As staff on that game, I got to see first-hand how people's reactions were. And I came to the conclusion that if you give players choice they want their voice to matter. The Animania games were criticized as ones that railroaded you to one ending. We were called out on the impression that it didn't matter what the players did, the Animania story would trump that and thus there was no 'player freedom'. We listened to the feedback, we said we would change, we tried to change, but in the end there had to be one ending.
So I understand where the creative writers and staff of Bioware is coming from. They're going through the same issues we went through with Animania. Both games gave the players 'choice' and said your voice matters. And both were railroaded into one ending.
(Side note: I'm still keeping my hope alive that Bioware is doing this as a calculated move and will release the end of the ending in April as DLC.)
The part that I don't like is them being surprised by the negative reaction. Have they not ran a massive game with passionate fans before?

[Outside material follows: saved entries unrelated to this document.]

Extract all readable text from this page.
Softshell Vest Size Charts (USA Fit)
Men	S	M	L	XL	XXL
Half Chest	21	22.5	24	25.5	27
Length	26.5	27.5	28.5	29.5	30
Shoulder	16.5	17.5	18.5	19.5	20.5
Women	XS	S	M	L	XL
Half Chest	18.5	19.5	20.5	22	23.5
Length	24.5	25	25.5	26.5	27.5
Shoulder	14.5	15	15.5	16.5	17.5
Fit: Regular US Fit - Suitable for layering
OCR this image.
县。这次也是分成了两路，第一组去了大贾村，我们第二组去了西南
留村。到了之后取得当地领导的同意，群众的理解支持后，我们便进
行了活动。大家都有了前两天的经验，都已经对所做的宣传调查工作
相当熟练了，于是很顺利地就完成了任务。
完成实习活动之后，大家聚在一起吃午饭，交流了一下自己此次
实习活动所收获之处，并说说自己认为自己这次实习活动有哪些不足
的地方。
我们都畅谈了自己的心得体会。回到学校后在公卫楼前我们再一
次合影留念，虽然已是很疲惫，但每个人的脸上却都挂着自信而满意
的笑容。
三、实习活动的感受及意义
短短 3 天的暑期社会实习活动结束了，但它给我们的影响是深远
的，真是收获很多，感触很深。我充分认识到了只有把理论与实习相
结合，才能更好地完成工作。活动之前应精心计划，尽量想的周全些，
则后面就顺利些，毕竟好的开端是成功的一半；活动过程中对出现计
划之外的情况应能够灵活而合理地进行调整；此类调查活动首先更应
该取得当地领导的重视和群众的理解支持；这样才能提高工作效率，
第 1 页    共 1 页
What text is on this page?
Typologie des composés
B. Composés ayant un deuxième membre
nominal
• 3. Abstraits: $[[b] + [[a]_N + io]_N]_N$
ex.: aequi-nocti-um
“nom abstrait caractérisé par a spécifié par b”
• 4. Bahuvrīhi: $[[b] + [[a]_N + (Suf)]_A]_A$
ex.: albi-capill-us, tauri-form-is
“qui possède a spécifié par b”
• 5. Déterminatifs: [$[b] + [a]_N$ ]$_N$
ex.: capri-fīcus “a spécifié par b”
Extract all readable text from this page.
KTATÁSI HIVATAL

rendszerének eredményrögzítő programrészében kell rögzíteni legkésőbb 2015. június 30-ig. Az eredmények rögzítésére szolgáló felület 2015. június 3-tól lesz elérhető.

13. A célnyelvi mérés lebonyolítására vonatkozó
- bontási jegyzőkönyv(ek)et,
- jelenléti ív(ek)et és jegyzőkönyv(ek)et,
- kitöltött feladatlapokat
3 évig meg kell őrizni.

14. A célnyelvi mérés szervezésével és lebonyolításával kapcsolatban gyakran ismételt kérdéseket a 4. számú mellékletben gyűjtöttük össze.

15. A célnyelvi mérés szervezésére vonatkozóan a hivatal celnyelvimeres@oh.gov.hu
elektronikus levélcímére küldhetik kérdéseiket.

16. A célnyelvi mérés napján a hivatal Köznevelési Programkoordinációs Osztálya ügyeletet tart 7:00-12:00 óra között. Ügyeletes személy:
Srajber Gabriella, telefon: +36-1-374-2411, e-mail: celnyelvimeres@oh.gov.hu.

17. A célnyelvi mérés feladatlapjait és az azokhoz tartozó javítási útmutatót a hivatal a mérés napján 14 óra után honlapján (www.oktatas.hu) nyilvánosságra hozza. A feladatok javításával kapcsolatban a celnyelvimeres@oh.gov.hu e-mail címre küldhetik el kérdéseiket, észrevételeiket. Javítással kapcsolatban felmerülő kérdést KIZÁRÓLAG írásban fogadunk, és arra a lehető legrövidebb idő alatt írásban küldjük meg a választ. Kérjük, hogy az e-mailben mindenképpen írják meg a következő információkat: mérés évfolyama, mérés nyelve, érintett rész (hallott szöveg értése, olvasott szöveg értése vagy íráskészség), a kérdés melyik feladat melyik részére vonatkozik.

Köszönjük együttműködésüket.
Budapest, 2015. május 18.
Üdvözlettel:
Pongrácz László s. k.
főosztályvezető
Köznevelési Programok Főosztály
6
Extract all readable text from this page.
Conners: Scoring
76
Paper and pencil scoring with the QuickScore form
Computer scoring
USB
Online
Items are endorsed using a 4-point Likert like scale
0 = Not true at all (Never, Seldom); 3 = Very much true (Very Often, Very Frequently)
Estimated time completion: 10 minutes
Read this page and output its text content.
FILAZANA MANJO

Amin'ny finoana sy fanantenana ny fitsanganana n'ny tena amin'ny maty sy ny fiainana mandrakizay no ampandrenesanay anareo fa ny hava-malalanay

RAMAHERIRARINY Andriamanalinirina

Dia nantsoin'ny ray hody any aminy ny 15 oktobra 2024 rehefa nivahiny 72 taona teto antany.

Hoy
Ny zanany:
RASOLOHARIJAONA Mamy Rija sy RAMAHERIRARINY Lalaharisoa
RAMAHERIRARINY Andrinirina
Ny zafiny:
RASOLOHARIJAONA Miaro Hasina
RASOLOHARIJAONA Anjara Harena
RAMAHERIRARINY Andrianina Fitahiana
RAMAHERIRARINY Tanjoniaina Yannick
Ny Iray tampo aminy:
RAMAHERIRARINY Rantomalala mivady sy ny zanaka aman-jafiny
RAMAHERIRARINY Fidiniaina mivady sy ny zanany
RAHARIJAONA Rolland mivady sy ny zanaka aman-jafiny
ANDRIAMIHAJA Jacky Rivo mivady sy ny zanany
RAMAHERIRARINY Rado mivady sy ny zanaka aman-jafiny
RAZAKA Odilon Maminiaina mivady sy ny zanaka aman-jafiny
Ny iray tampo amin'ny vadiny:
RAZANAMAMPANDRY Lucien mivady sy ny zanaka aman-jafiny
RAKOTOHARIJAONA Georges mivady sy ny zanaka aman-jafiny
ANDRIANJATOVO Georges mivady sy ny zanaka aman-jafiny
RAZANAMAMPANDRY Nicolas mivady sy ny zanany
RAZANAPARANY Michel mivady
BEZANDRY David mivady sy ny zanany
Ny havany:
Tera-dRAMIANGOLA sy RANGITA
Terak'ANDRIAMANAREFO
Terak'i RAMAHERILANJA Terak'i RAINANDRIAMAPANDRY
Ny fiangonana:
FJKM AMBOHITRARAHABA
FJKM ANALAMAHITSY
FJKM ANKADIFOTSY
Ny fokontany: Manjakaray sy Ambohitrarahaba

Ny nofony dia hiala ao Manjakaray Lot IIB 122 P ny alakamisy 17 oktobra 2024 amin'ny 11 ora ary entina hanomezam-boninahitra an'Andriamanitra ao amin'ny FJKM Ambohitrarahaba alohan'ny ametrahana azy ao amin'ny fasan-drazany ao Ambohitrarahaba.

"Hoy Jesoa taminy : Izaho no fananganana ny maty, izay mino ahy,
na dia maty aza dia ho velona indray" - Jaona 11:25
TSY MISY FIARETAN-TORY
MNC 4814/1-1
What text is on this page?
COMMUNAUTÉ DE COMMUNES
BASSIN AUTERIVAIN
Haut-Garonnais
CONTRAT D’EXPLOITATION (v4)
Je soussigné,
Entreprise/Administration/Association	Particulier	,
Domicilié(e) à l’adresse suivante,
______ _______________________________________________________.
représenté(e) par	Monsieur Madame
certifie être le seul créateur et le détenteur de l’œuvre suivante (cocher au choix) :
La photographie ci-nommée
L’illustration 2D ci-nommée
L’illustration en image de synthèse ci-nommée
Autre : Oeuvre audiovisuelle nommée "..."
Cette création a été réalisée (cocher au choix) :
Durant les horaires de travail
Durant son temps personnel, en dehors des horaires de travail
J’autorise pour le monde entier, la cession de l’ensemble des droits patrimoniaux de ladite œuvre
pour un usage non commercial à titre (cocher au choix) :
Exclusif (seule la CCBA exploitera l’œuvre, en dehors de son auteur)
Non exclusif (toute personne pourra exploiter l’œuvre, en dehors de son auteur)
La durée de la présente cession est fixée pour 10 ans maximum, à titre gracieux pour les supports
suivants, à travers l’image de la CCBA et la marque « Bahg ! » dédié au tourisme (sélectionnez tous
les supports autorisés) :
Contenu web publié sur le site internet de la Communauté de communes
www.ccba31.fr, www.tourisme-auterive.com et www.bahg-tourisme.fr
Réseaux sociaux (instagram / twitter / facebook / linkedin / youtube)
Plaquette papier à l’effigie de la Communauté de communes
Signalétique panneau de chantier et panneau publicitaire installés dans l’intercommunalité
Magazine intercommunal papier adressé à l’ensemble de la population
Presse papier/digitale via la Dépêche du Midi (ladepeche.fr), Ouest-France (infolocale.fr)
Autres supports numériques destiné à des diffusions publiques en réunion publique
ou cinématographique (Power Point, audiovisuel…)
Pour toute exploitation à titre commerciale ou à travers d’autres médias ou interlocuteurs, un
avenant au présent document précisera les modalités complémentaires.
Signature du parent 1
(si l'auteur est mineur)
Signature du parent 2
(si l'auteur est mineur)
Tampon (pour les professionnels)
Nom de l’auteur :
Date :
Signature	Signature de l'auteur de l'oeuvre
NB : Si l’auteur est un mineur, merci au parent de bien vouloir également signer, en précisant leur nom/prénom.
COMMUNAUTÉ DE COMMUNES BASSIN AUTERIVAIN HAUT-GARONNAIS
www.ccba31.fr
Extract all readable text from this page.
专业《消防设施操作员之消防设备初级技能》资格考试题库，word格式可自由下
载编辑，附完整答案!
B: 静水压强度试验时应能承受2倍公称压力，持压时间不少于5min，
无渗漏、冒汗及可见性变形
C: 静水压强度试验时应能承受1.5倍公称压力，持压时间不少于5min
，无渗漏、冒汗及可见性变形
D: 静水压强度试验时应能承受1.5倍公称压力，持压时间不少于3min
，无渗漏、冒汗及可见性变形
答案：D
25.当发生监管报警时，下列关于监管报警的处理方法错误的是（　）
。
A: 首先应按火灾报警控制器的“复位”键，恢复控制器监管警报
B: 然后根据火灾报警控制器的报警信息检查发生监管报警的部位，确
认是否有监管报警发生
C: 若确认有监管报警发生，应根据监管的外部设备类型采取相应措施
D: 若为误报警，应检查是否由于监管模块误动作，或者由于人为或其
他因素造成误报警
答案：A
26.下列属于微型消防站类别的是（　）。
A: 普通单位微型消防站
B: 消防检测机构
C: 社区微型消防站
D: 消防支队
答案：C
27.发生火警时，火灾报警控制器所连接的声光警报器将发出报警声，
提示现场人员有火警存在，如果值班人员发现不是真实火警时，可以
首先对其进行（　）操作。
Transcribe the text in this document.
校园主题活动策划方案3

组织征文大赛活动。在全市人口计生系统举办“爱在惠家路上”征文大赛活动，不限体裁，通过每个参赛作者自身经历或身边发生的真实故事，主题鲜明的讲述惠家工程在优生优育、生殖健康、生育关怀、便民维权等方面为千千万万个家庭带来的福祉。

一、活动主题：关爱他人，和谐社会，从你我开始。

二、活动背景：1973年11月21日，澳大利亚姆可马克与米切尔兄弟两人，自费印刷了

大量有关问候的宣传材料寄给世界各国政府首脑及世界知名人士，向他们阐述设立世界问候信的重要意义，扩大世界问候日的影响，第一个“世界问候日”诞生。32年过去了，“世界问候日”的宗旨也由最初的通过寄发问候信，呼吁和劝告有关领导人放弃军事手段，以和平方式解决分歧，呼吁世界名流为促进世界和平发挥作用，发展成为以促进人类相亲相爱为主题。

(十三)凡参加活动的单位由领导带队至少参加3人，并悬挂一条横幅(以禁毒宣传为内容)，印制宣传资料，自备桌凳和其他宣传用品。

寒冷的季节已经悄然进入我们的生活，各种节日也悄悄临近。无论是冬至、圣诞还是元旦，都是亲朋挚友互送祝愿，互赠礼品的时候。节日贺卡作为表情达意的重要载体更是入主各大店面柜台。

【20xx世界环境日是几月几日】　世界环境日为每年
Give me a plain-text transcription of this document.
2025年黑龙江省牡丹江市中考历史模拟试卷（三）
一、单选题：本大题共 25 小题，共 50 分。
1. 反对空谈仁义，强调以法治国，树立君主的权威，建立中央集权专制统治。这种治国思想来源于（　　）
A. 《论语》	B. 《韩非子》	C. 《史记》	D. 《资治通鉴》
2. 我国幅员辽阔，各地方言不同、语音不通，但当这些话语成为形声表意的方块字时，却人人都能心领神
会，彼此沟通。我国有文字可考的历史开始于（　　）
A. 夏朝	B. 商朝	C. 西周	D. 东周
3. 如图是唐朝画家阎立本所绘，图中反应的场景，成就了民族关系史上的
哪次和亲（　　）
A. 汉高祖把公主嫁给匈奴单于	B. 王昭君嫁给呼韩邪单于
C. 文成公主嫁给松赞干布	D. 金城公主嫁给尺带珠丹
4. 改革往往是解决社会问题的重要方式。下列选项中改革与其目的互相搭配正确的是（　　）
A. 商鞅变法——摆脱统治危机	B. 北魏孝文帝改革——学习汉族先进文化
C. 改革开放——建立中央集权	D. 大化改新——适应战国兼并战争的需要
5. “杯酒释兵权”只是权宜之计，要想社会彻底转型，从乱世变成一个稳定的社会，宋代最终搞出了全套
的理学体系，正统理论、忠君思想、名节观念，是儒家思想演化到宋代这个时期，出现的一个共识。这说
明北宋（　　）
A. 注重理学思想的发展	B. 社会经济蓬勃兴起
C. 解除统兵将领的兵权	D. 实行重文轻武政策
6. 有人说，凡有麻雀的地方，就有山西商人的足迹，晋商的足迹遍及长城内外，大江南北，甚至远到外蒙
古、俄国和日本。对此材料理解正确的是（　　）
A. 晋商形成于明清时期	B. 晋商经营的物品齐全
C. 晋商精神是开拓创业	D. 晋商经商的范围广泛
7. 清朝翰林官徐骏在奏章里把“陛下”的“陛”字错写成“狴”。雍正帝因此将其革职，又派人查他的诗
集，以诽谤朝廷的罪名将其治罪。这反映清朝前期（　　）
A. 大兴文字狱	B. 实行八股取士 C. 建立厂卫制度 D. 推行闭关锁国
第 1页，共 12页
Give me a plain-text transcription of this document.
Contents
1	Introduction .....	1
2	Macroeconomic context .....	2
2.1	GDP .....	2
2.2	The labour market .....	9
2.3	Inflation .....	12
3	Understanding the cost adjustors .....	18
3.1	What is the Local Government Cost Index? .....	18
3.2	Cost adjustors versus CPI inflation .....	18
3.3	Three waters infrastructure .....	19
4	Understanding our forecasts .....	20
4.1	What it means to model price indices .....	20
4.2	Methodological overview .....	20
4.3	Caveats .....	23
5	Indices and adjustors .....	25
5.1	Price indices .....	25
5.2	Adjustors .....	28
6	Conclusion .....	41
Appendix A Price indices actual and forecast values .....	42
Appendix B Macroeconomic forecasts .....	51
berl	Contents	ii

Them being surprised lets me know their pulse was not in tune with the masses. I'm fine if they wanted to write whatever ending they wanted, but they shouldn't be surprised if people don't like it and want to hold you accountable for writing something bad. They backed themselves into a corner when they gave the illusion of 'choice'. We did the same thing in Animania. Sure we were able to change things and adapt things and make things differently...up until the final point in the game...that's when things did have to get railroaded towards the 'ending that would blow your mind'. Which is exactly the same things Bioware has done with ME3, and the reactions of players in both games has been the same. (Not as volatile for Animania, but we only had 50 players not 5 million.)